Complementing a set of healthy monitoring practices are advanced tools that align with the DevOps/YBIYRI culture. This requires attention to identifying and implementing monitoring tools, in addition to the well understood developer tools of code repositories, IDEs, debuggers, defect tracking, continuous integration tools and deployment tools.
A single pane of glass provides a comprehensive view of the various applications, services, and infrastructure dependencies, not only in production but also in staging. This gives the ability to provision, ingest, tag, view, and analyze the health of complex distributed environments. For example, Atlassian’s internal PaaS tool Micros includes a tool called microscope that provides all the information about services in a concise, discoverable manner.

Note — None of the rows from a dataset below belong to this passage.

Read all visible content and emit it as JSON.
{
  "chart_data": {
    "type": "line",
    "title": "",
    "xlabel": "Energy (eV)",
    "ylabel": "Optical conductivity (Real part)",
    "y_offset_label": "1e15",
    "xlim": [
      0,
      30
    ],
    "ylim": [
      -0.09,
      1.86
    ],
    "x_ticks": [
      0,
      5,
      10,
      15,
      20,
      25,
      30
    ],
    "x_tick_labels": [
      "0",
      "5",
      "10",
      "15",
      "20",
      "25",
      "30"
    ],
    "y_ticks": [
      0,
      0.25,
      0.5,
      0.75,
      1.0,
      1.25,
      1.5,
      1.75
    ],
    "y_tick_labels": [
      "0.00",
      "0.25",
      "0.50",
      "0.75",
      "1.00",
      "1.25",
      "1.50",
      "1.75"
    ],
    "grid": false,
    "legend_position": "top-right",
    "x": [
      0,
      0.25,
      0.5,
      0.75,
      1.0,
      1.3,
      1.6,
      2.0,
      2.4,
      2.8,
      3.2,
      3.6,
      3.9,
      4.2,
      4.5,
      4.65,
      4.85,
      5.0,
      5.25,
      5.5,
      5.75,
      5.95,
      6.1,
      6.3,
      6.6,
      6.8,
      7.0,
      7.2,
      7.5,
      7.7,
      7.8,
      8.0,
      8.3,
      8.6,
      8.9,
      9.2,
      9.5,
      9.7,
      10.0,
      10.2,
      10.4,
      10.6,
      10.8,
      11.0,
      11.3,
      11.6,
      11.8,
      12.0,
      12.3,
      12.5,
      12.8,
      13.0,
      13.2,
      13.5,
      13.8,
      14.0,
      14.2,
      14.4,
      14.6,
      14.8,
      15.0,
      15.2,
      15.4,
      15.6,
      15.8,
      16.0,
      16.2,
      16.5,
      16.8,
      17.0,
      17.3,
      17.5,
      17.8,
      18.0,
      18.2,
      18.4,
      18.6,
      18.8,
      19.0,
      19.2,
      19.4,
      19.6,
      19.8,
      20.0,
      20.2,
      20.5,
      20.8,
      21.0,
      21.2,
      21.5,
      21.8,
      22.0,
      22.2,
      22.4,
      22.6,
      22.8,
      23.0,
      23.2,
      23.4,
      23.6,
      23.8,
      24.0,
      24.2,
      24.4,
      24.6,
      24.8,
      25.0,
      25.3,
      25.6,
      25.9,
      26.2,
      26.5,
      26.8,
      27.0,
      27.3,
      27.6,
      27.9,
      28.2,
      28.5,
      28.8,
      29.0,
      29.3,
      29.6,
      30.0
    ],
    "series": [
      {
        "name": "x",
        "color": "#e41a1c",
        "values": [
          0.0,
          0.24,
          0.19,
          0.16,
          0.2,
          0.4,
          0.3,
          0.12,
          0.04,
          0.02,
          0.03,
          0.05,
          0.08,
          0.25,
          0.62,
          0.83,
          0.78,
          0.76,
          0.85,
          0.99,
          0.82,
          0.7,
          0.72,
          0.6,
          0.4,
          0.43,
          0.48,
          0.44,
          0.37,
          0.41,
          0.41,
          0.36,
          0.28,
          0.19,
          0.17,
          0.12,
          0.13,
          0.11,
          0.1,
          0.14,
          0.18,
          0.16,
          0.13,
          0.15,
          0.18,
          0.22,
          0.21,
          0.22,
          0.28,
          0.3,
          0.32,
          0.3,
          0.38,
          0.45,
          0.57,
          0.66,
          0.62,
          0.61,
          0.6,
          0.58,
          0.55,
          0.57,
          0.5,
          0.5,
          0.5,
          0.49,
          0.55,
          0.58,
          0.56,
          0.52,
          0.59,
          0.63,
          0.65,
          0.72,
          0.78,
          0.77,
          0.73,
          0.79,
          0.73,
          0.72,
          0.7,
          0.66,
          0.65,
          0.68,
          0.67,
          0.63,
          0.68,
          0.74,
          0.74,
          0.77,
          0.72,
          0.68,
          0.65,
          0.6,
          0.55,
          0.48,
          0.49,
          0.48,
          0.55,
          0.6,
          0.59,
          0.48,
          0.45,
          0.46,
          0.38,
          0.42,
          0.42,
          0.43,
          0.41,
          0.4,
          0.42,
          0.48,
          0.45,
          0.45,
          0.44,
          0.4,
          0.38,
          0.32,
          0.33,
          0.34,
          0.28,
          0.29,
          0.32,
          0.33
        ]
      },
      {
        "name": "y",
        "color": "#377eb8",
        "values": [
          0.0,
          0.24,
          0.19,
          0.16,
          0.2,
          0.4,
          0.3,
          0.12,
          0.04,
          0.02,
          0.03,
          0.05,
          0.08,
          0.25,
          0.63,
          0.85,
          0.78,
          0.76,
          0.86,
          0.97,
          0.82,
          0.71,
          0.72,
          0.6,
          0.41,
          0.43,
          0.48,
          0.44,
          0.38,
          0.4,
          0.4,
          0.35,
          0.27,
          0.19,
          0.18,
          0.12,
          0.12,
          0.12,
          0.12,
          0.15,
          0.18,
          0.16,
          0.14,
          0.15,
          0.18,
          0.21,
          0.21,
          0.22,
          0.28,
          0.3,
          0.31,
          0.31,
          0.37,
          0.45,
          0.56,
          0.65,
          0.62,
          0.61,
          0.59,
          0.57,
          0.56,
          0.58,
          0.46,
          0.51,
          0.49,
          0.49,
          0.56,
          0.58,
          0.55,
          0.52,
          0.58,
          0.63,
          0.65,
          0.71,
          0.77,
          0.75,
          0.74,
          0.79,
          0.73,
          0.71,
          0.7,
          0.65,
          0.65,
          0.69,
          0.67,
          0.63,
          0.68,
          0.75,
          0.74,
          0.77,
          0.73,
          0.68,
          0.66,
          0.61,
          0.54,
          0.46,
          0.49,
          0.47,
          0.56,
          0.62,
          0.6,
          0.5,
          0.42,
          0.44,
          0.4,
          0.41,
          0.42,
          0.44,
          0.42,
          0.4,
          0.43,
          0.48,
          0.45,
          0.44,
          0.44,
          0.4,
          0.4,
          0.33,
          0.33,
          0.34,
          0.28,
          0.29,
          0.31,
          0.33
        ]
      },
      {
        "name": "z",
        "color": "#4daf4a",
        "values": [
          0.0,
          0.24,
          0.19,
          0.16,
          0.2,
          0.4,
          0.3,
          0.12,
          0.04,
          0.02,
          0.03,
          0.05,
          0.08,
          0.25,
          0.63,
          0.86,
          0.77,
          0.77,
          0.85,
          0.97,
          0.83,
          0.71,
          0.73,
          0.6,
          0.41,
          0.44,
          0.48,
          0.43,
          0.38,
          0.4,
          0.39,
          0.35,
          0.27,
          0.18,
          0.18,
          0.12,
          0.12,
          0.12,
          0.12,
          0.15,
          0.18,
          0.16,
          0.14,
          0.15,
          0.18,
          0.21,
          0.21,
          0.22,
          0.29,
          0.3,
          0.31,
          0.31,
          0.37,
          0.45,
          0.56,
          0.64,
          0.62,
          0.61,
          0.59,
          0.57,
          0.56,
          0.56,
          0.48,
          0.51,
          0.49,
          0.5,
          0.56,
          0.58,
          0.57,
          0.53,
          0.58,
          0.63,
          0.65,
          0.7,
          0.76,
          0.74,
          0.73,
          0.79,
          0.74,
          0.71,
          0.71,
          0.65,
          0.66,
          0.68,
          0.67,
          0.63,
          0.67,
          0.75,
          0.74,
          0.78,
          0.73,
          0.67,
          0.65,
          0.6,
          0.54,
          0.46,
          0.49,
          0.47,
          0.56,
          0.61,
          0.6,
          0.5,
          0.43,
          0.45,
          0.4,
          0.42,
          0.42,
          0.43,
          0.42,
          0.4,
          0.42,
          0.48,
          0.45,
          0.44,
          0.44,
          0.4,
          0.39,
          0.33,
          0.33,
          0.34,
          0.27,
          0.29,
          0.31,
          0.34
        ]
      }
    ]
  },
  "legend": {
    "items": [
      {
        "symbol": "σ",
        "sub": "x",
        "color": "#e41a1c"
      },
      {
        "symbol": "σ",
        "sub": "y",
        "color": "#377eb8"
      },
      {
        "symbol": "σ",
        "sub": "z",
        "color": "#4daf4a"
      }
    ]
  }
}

Application performance monitoring is essential to ensure that the application-specific performance indicators such as time to load a page, latencies of downstream services, or transitions are monitored in addition to basis system metrics such as CPU and memory utilization. Tools such as SignalFX and NewRelic are great for observing metrics data in real time.
Implement different types of monitors including for errors, transactions, synthetic, heartbeats, alarms, infrastructure, capacity, and security during development. Be sure that every member is trained in these areas. These monitors are often application-specific and need to be implemented based on the requirements of each application. For example, our Opsgenie development team implements synthetic monitors that create an alert or incident and check if the alert flow is executed as expected (i.e if integrations, routing, and policies work correctly). We also implement synthetic monitors for infrastructure dependencies that verify the functionality of various AWS services periodically.

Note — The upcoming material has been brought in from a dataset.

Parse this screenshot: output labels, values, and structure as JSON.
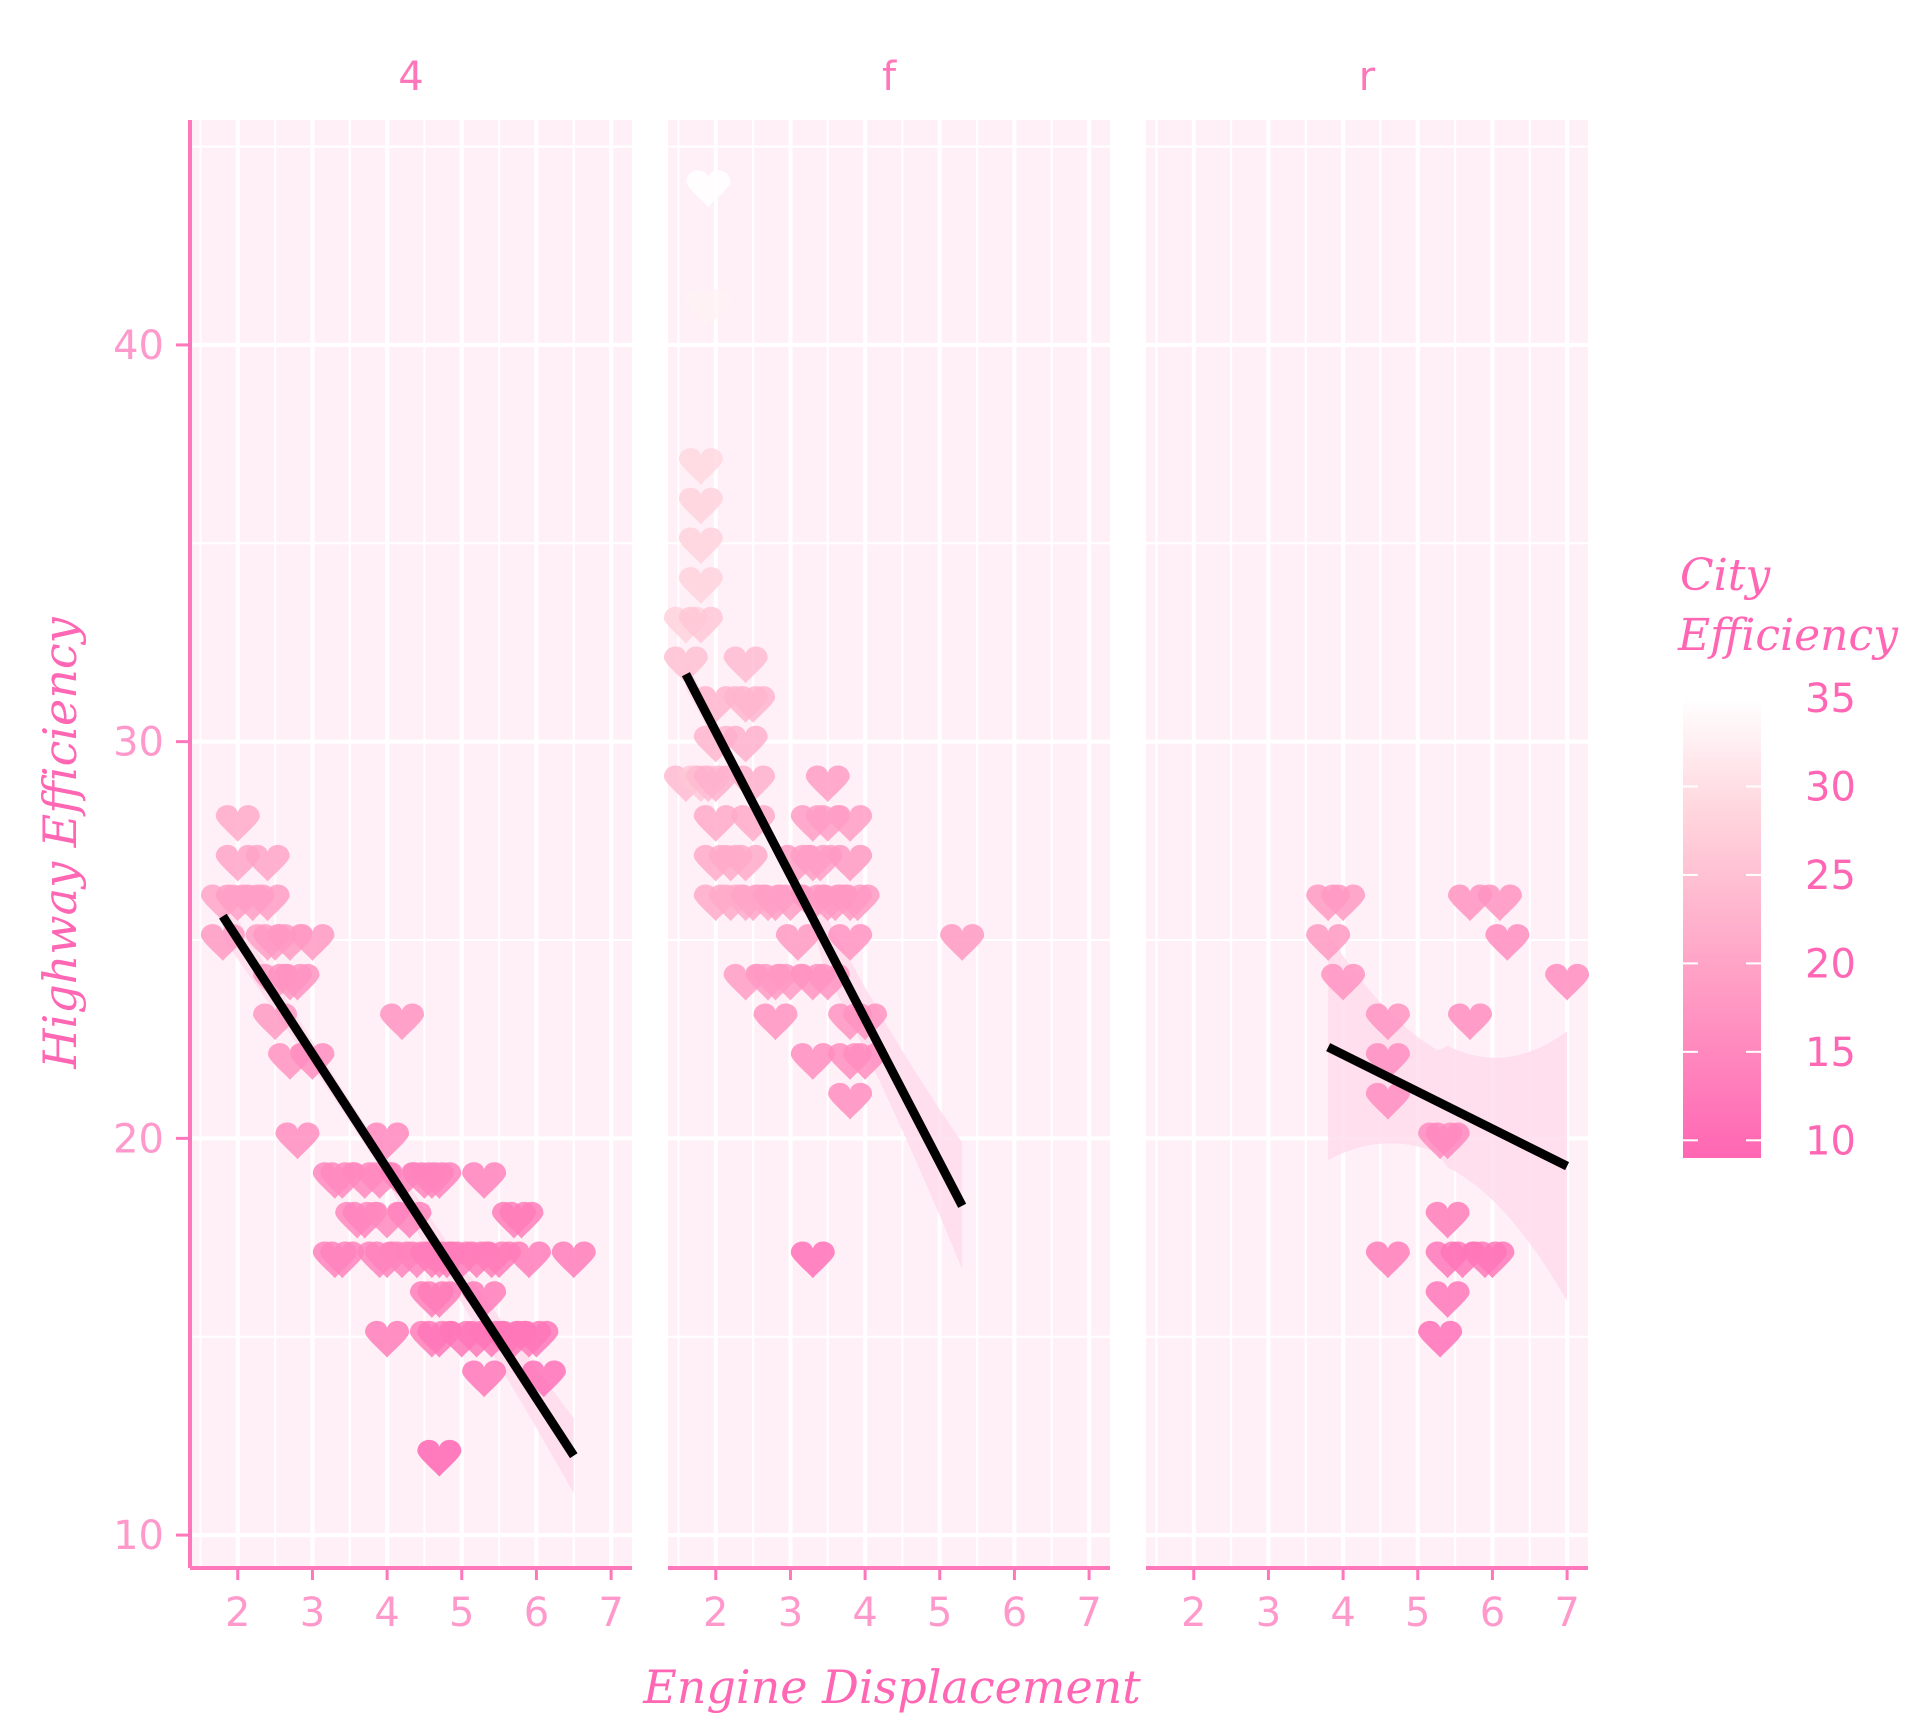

An alert and incident management system that seamlessly integrates with your team’s tools (log management, crash reporting, etc.) so it naturally fits into your team’s development and operational rhythm. The tool should send important alerts delivered to your preferred notification channel(s) with the lowest latencies. It should also include the ability to group alerts to filter numerous alerts, especially when several alerts are generated from a single error or failure. At Atlassian, we not only offer Opsgenie as a product that provides these capabilities to our customers, but also use it internally to ensure that we have a robust, flexible, and reliable alert and incident management system integrated with our development practices.